As the world’s energy demands grow and fossil fuels become both scarcer and more controversial, one option for energy production promoted by many is a nuclear power. Of course, nuclear power isn’t without its controversies as well, due largely to high-profile accidents like those at Chernobyl and more recently in Fukushima, Japan.
If nuclear power is to be an option for humanity’s future, ensuring proper function and safety of all plants will be absolutely crucial. That’s why liquid level sensors for nuclear plants are going to be increasing in demand in years to come. To illustrate, let’s look at the case of one notable power plant failure.
Three Mile Island Accident
The partial nuclear meltdown that occurred in March of 1979 at Pennsylvania’s Three Mile Island was the worst nuclear accident in the United States’ history.
The accident was caused by a malfunction in a secondary cooling circuit in the TMI-2 reactor, which resulted in the reactor’s primary coolant rising dangerously in temperature. As a safety precaution, the reactor then shuts down automatically, with control rods inserted to stop the nuclear chain reaction.
A relief valve was activated, but rather than closing it stayed open, leaking coolant. Operators assumed the valve had closed because a close signal had been sent to it; however, there were no instruments to gauge the valve’s actual position. The loss of cooling water caused injection pumps to send replacement water, which then escaped as liquid and steam through the open valve into the pressurizer.
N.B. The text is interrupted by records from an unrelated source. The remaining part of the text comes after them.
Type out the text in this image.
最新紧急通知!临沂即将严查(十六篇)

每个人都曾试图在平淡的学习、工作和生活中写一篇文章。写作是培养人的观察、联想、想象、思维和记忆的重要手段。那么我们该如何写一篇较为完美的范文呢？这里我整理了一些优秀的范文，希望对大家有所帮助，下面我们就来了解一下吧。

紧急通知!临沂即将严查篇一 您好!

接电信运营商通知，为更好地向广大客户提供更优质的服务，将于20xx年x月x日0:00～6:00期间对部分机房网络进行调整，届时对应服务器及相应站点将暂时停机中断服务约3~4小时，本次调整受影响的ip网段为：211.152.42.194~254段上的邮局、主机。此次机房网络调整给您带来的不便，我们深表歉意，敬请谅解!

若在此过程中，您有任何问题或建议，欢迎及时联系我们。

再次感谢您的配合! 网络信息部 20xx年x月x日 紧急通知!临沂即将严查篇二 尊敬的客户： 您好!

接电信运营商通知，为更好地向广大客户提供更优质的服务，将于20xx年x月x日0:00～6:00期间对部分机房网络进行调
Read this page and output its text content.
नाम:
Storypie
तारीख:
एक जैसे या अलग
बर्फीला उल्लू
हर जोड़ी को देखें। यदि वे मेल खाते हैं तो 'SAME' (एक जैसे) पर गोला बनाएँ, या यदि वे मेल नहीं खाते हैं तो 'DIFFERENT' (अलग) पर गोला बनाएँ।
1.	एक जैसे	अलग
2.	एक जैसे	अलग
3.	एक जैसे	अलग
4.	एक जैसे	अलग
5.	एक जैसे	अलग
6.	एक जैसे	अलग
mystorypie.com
Operators reduced the flow of replacement water, misreading the levels in the pressurizer as indicating an over-abundance of water in the whole cooling system, rather than an open valve. This confusion is what led to the accident.
While the incident was a perfect storm of technical glitches and human error, one thing that’s certain is that had the cooling system been properly outfitted with liquid level sensors throughout, rather than relying only on the levels in the pressurizer, operators would have known more about the leak and the status of the cooling system as a whole. This likely would have prevented the meltdown.
It’s no surprise then, that in the aftermath the Nuclear Regulatory Commission ‘s Advisory Committee on Reactor Safeguards stated:
“The Committee believes that it would be prudent to consider expeditiously the provision of instrumentation that will provide an unambiguous indication of the level of fluid in the reactor vessel…”
Ultrasonic level sensors, then a new development, were recommended.
Specific Level Sensor Applications for Nuclear Plants
Spent Fuel Pools
Every 12 to 18 months up to 1/3 of a reactor’s fuel load is removed and replaced. Old rods are then stored in deep pools of water to cool down and be provided with radiation shielding before being sent for reprocessing or storage.
This water must be cooled continuously by recirculation, a process that requires high-level and low-level alarms, as well as more general level sensing to guard against leaks.
Emergency Coolant Tanks
Emergency coolant tanks store extra coolant water for use if a reactor’s normal cooling systems leak or are interrupted (a condition which could be detected through low reactor coolant levels). They are vital to the prevention of meltdown in many situations, as is accurate level control. Especially important is the detection of low levels in emergency tanks, as this triggers pumps to bring coolant from other sources.
Ultimately, as nuclear power relies on boiling water to power turbines and circulating water to cool its dangerous nuclear material, water is perhaps the most crucial component of the process, and level sensing is vital at numerous stages.